If the BB in the filter is dead (has been sitting for more than 24 hours or has been washed in chlroinated water) you will need to cycle the tank. If this is the case, clean the filter completely as any excess waste in there will only confuse the issue by introducing nitrates.
You can cycle the tank two ways - with ammonia or with fish. You can't just let the tank sit for days - months with nothing in it as it won't do anything. You need to give the bacteria food to grow and that food is ammonia or fish waste.
Get yourself a good test kit - I recommend the API Freshwater Master Test Kit. You will need to monitor your tank levels (ammonia, nitrite, nitrate) daily so you know where your cycle is at.

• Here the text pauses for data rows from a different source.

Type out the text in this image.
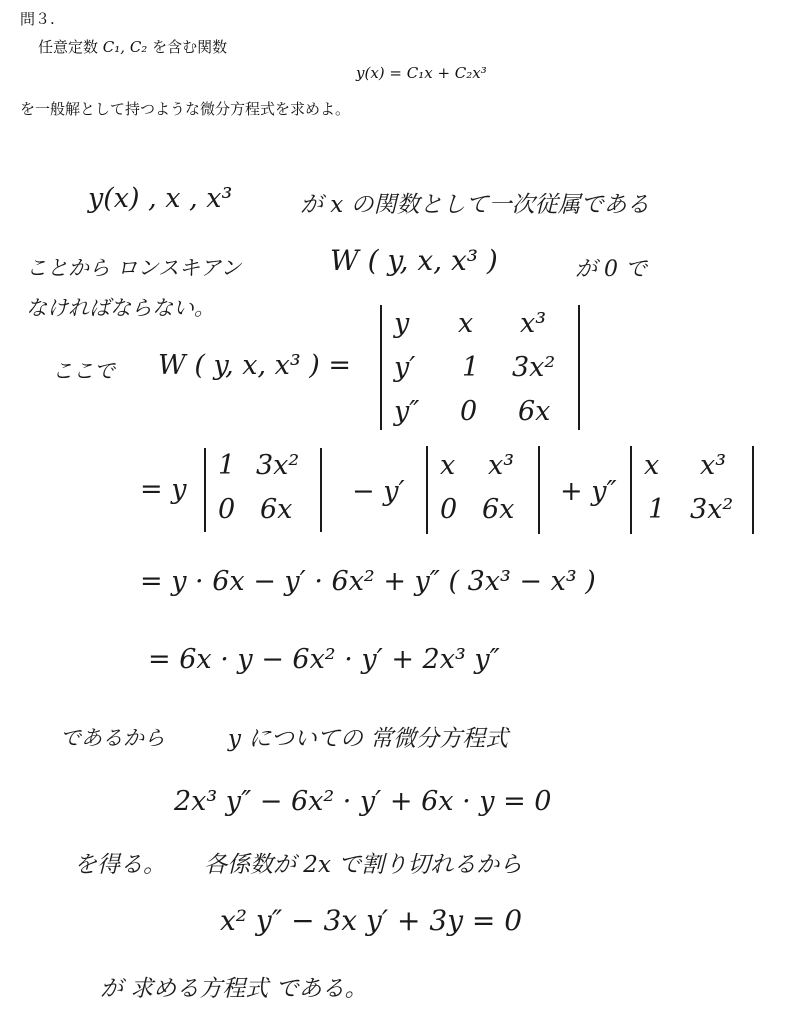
問３.
任意定数 C₁, C₂ を含む関数
y(x) = C₁x + C₂x³
を一般解として持つような微分方程式を求めよ。
y(x) , x , x³	が x の関数として一次従属である
ことから ロンスキアン	W ( y, x, x³ )	が 0 で
なければならない。
ここで W ( y, x, x³ ) =
y x x³
y′ 1 3x²
y″ 0 6x
= y
1 3x²
0 6x
− y′
x x³
0 6x
+ y″
x x³
1 3x²
= y · 6x − y′ · 6x² + y″ ( 3x³ − x³ )
= 6x · y − 6x² · y′ + 2x³ y″
であるから	y についての 常微分方程式
2x³ y″ − 6x² · y′ + 6x · y = 0
を得る。 各係数が 2x で割り切れるから
x² y″ − 3x y′ + 3y = 0
が 求める方程式 である。
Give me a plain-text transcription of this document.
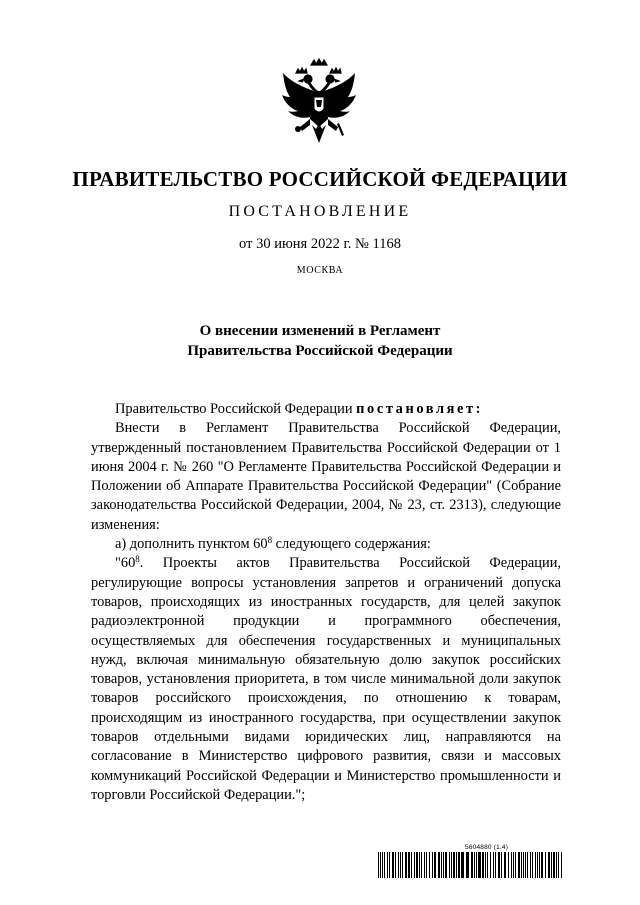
ПРАВИТЕЛЬСТВО РОССИЙСКОЙ ФЕДЕРАЦИИ
ПОСТАНОВЛЕНИЕ
от 30 июня 2022 г. № 1168
МОСКВА
О внесении изменений в Регламент
Правительства Российской Федерации

Правительство Российской Федерации постановляет:

Внести в Регламент Правительства Российской Федерации, утвержденный постановлением Правительства Российской Федерации от 1 июня 2004 г. № 260 "О Регламенте Правительства Российской Федерации и Положении об Аппарате Правительства Российской Федерации" (Собрание законодательства Российской Федерации, 2004, № 23, ст. 2313), следующие изменения:

а) дополнить пунктом $60^8$ следующего содержания:

"$60^8$. Проекты актов Правительства Российской Федерации, регулирующие вопросы установления запретов и ограничений допуска товаров, происходящих из иностранных государств, для целей закупок радиоэлектронной продукции и программного обеспечения, осуществляемых для обеспечения государственных и муниципальных нужд, включая минимальную обязательную долю закупок российских товаров, установления приоритета, в том числе минимальной доли закупок товаров российского происхождения, по отношению к товарам, происходящим из иностранного государства, при осуществлении закупок товаров отдельными видами юридических лиц, направляются на согласование в Министерство цифрового развития, связи и массовых коммуникаций Российской Федерации и Министерство промышленности и торговли Российской Федерации.";

5604880 (1.4)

When you have had both an ammonia and nitrite spike, then they have zeroed out and you have a high reading for nitrates, your tank is cycled.

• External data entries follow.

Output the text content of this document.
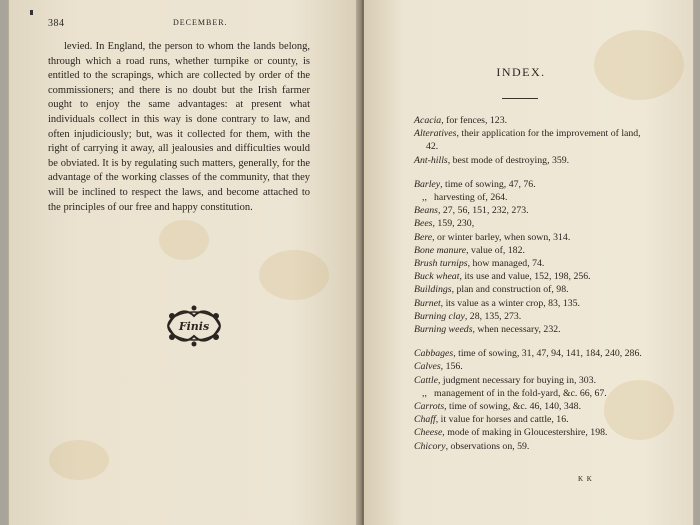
384	DECEMBER.

levied. In England, the person to whom the lands belong, through which a road runs, whether turnpike or county, is entitled to the scrapings, which are collected by order of the commissioners; and there is no doubt but the Irish farmer ought to enjoy the same advantages: at present what individuals collect in this way is done contrary to law, and often injudiciously; but, was it collected for them, with the right of carrying it away, all jealousies and difficulties would be obviated. It is by regulating such matters, generally, for the advantage of the working classes of the community, that they will be inclined to respect the laws, and become attached to the principles of our free and happy constitution.

Finis
INDEX.

Acacia, for fences, 123.

Alteratives, their application for the improvement of land, 42.

Ant-hills, best mode of destroying, 359.

Barley, time of sowing, 47, 76.

,, harvesting of, 264.

Beans, 27, 56, 151, 232, 273.

Bees, 159, 230,

Bere, or winter barley, when sown, 314.

Bone manure, value of, 182.

Brush turnips, how managed, 74.

Buck wheat, its use and value, 152, 198, 256.

Buildings, plan and construction of, 98.

Burnet, its value as a winter crop, 83, 135.

Burning clay, 28, 135, 273.

Burning weeds, when necessary, 232.

Cabbages, time of sowing, 31, 47, 94, 141, 184, 240, 286.

Calves, 156.

Cattle, judgment necessary for buying in, 303.

,, management of in the fold-yard, &c. 66, 67.

Carrots, time of sowing, &c. 46, 140, 348.

Chaff, it value for horses and cattle, 16.

Cheese, mode of making in Gloucestershire, 198.

Chicory, observations on, 59.

K K
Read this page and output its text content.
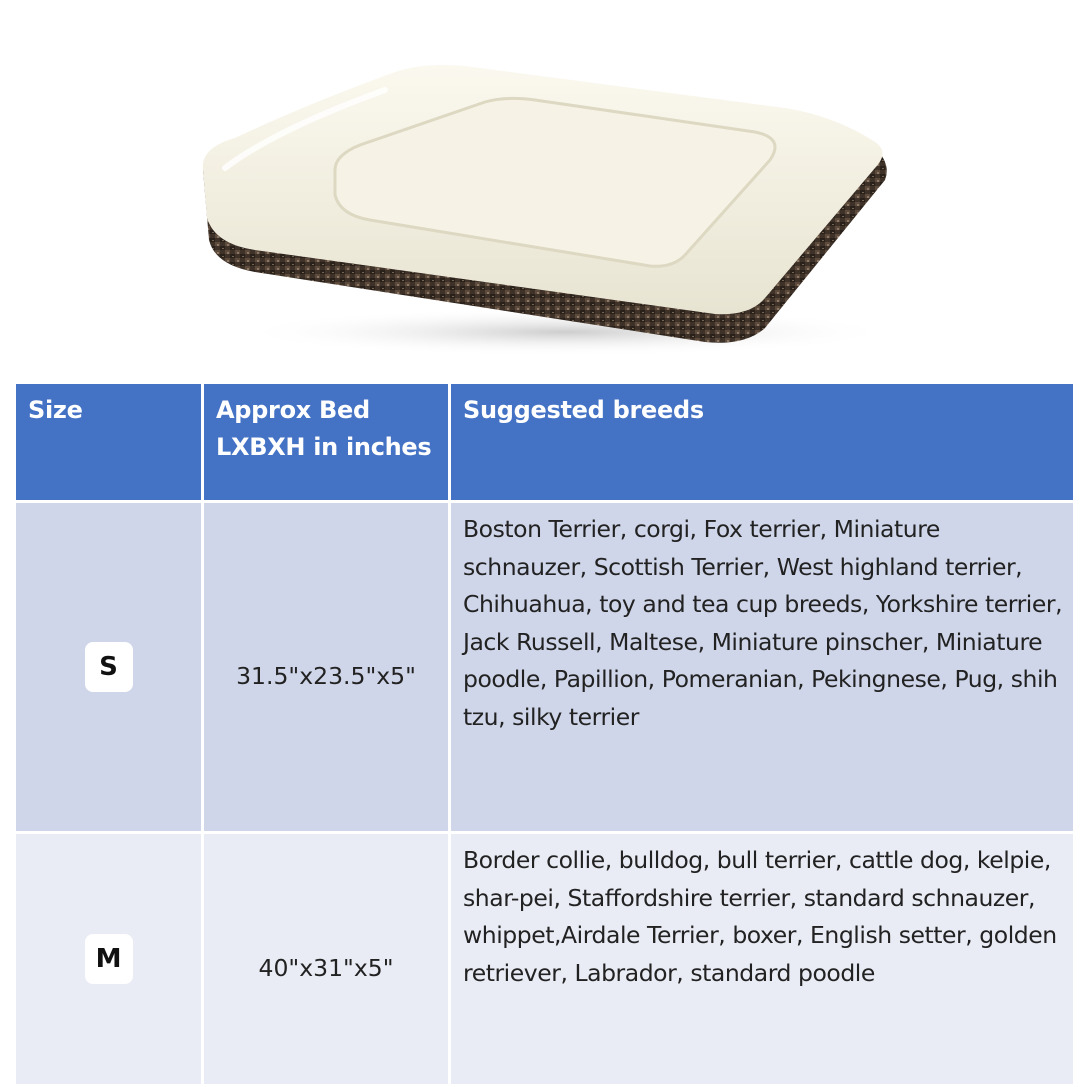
Size	Approx Bed LXBXH in inches	Suggested breeds
S	31.5"x23.5"x5"	Boston Terrier, corgi, Fox terrier, Miniature schnauzer, Scottish Terrier, West highland terrier, Chihuahua, toy and tea cup breeds, Yorkshire terrier, Jack Russell, Maltese, Miniature pinscher, Miniature poodle, Papillion, Pomeranian, Pekingnese, Pug, shih tzu, silky terrier
M	40"x31"x5"	Border collie, bulldog, bull terrier, cattle dog, kelpie, shar-pei, Staffordshire terrier, standard schnauzer, whippet,Airdale Terrier, boxer, English setter, golden retriever, Labrador, standard poodle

I would recommend fishless cycling, it's less messy, more predictable, you get a larger colony of bacteria (so you can add a few fish at once) and you don't harm any fish in the meantime!
All you need to do is find yourself some pure or clear ammonia. Add a small amount and test in a couple of hours to see where your ammonia is. You need to get it up to 5ppm. Do this until you get it up to where you want it and take note of how much it took.
Then add this amount daily, test daily until you get a reading for Nitrites. Then halve the dosage it took and keep adding this daily until your Nitrites spike and then both the ammonia and Nitrites have gone back to zero.
You should then do a test for Nitrates, which if you have done the method correctly, these will be very high.
You then need to do a large water change (90-100%) to get these as close to zero as possible and then you are ready to add fish. If you can't add the fish within 24 hours, keep adding the same amount to keep the beneficial bacteria alive.
If you can get some seed material from a health and established tank (filter media, gravel etc) this will speed up the cycling process a lot.